A trial-like proceeding is scheduled to begin in March before an administrative law judge, who will then issue a recommendation to the OFHEO director. The director has the power to decide the case, though Raines and his co-defendants could take the case to the U.S. Court of Appeals.

Raines argued that the process puts OFHEO director James B. Lockhart III in the position of both accusing and judging him. In court papers, Raines said Lockhart has already concluded that he is "guilty of wrongdoing."

OFHEO said Lockhart was capable of making a fair decision and that Raines's complaints about the process reflected the nature of the administrative law system.
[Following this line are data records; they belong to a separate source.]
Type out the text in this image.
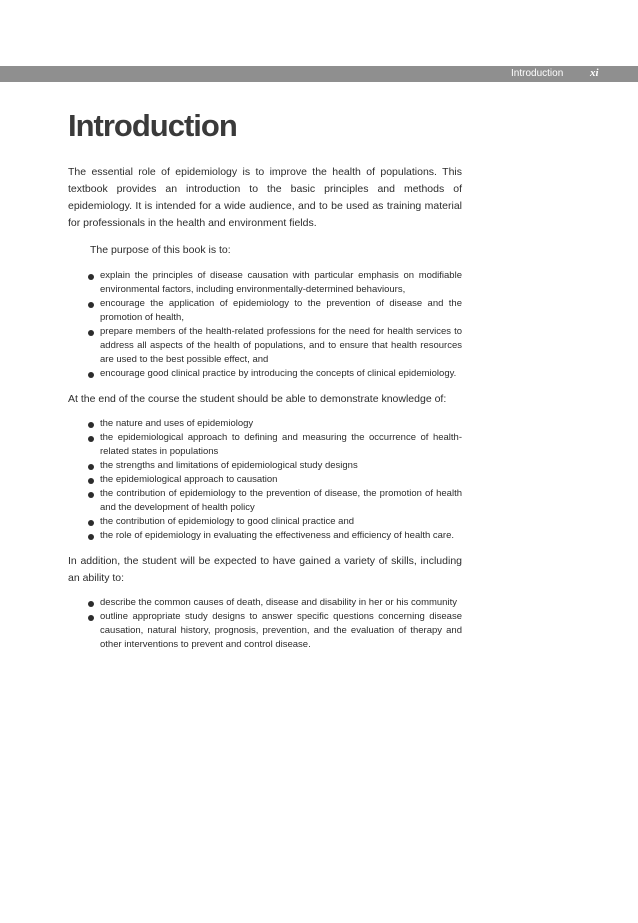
Introduction xi
Introduction

The essential role of epidemiology is to improve the health of populations. This textbook provides an introduction to the basic principles and methods of epidemiology. It is intended for a wide audience, and to be used as training material for professionals in the health and environment fields.

The purpose of this book is to:

explain the principles of disease causation with particular emphasis on modifiable environmental factors, including environmentally-determined behaviours,
encourage the application of epidemiology to the prevention of disease and the promotion of health,
prepare members of the health-related professions for the need for health services to address all aspects of the health of populations, and to ensure that health resources are used to the best possible effect, and
encourage good clinical practice by introducing the concepts of clinical epidemiology.

At the end of the course the student should be able to demonstrate knowledge of:

the nature and uses of epidemiology
the epidemiological approach to defining and measuring the occurrence of health-related states in populations
the strengths and limitations of epidemiological study designs
the epidemiological approach to causation
the contribution of epidemiology to the prevention of disease, the promotion of health and the development of health policy
the contribution of epidemiology to good clinical practice and
the role of epidemiology in evaluating the effectiveness and efficiency of health care.

In addition, the student will be expected to have gained a variety of skills, including an ability to:

describe the common causes of death, disease and disability in her or his community
outline appropriate study designs to answer specific questions concerning disease causation, natural history, prognosis, prevention, and the evaluation of therapy and other interventions to prevent and control disease.
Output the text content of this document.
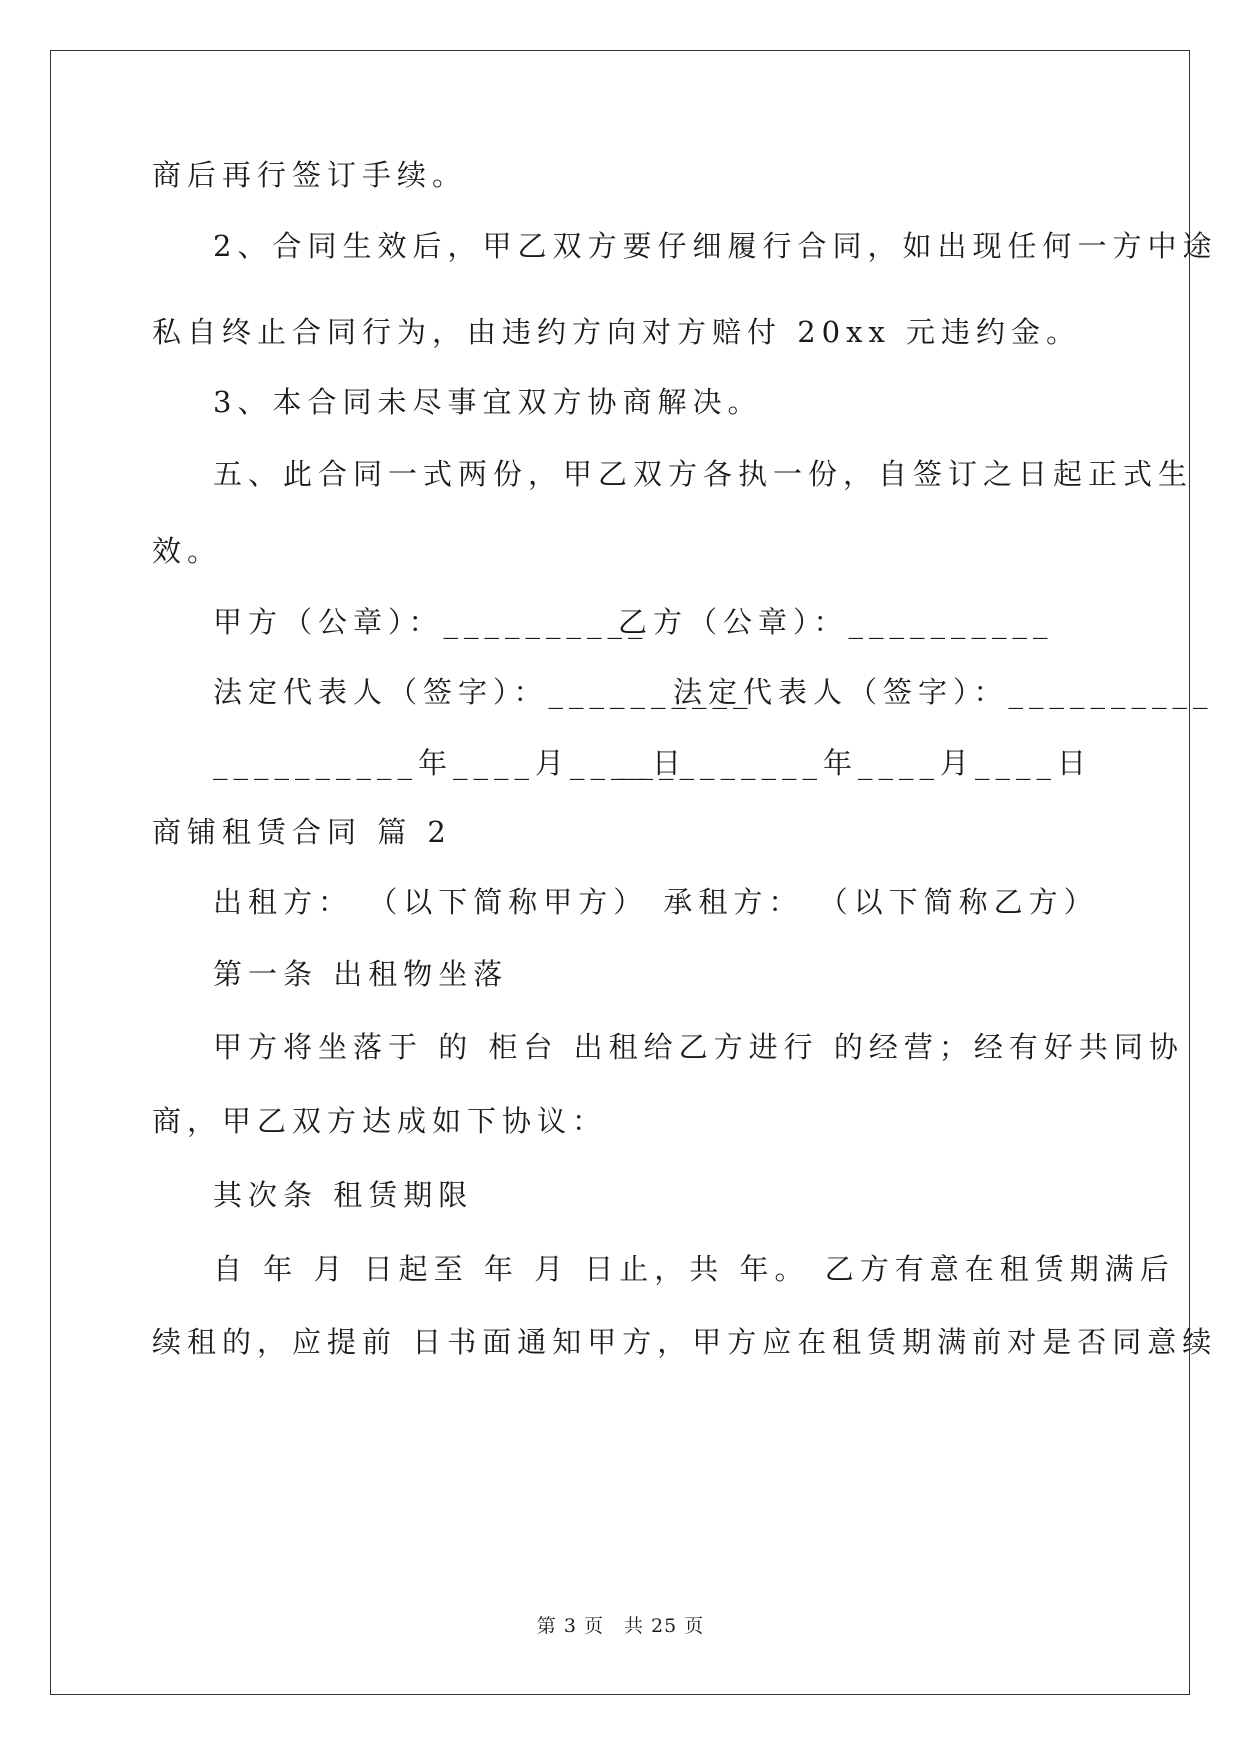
商后再行签订手续。
2、合同生效后，甲乙双方要仔细履行合同，如出现任何一方中途
私自终止合同行为，由违约方向对方赔付 20xx 元违约金。
3、本合同未尽事宜双方协商解决。
五、此合同一式两份，甲乙双方各执一份，自签订之日起正式生
效。
甲方（公章）：__________乙方（公章）：__________
法定代表人（签字）：__________法定代表人（签字）：__________
__________年____月____日__________年____月____日
商铺租赁合同 篇 2
出租方： （以下简称甲方） 承租方： （以下简称乙方）
第一条 出租物坐落
甲方将坐落于 的 柜台 出租给乙方进行 的经营；经有好共同协
商，甲乙双方达成如下协议：
其次条 租赁期限
自 年 月 日起至 年 月 日止，共 年。 乙方有意在租赁期满后
续租的，应提前 日书面通知甲方，甲方应在租赁期满前对是否同意续
第 3 页　共 25 页
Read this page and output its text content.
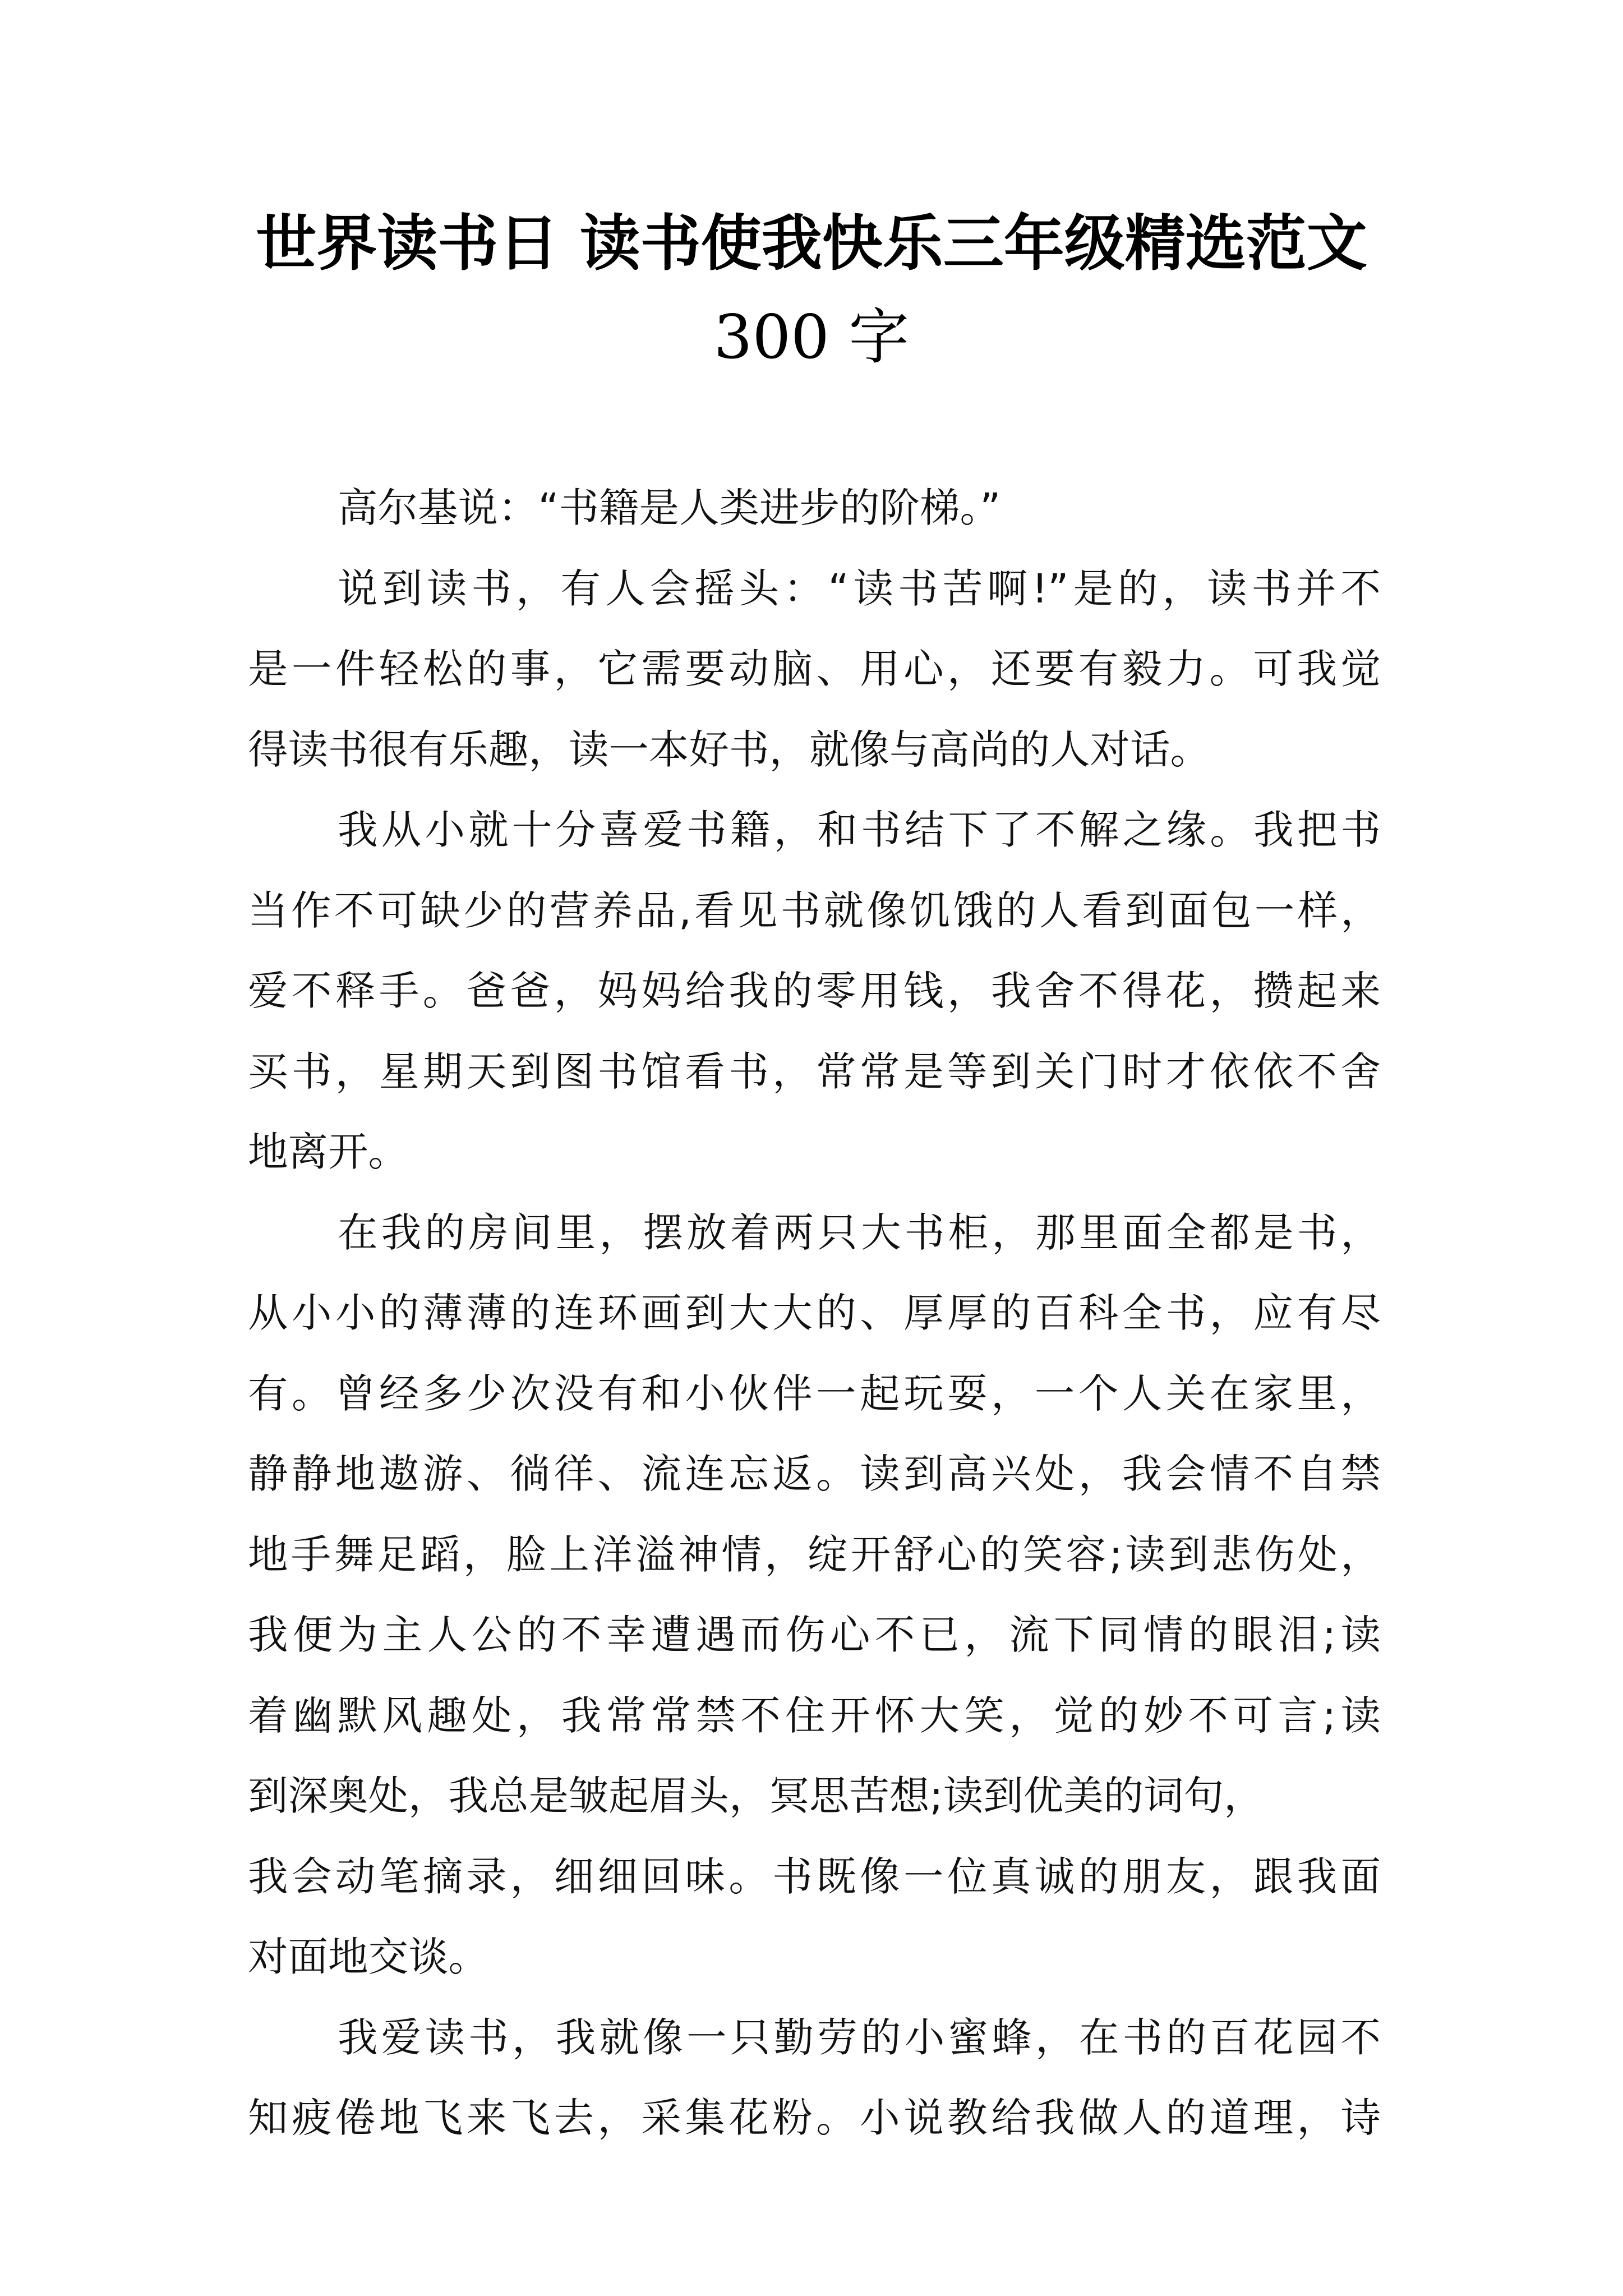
世界读书日 读书使我快乐三年级精选范文
300 字
高尔基说：“书籍是人类进步的阶梯。”
说到读书，有人会摇头：“读书苦啊!”是的，读书并不
是一件轻松的事，它需要动脑、用心，还要有毅力。可我觉
得读书很有乐趣，读一本好书，就像与高尚的人对话。
我从小就十分喜爱书籍，和书结下了不解之缘。我把书
当作不可缺少的营养品,看见书就像饥饿的人看到面包一样，
爱不释手。爸爸，妈妈给我的零用钱，我舍不得花，攒起来
买书，星期天到图书馆看书，常常是等到关门时才依依不舍
地离开。
在我的房间里，摆放着两只大书柜，那里面全都是书，
从小小的薄薄的连环画到大大的、厚厚的百科全书，应有尽
有。曾经多少次没有和小伙伴一起玩耍，一个人关在家里，
静静地遨游、徜徉、流连忘返。读到高兴处，我会情不自禁
地手舞足蹈，脸上洋溢神情，绽开舒心的笑容;读到悲伤处，
我便为主人公的不幸遭遇而伤心不已，流下同情的眼泪;读
着幽默风趣处，我常常禁不住开怀大笑，觉的妙不可言;读
到深奥处，我总是皱起眉头，冥思苦想;读到优美的词句，
我会动笔摘录，细细回味。书既像一位真诚的朋友，跟我面
对面地交谈。
我爱读书，我就像一只勤劳的小蜜蜂，在书的百花园不
知疲倦地飞来飞去，采集花粉。小说教给我做人的道理，诗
Raines lost an earlier round in the dispute when the administrative law judge rejected his request that the trial-like hearing begin in February of this year. That move would have given regulators and defense attorneys less time to prepare for a trial in which voluminous information is involved.

Raines, who headed the Office of Management and Budget in the Clinton administration, left Fannie Mae in 2004 under pressure from OFHEO. Last year, when Fannie Mae reached a $400 million settlement with regulators, the agreement with OFHEO barred Fannie Mae from employing Raines in the future.

Raines is also defending himself in litigation brought by Fannie Mae investors.

J. Timothy Howard, a former Fannie Mae chief financial officer who was also charged by OFHEO, has sought to get the case moved to federal court, too. Instead of petitioning the appeals court, he filed his request with the federal trial court handling the investor litigation. Howard's effort is pending.

Lawyers for Raines, Howard and Spencer did not respond to requests for comment yesterday, and by e-mail, Mark Fabiani, a spokesman for Raines, declined to comment. An OFHEO spokeswoman also declined to comment.

District-based Fannie Mae, chartered by the government to provide funding for mortgage lenders, corrected years of financial statements in December, acknowledging that it had overstated profit by $6.3 billion.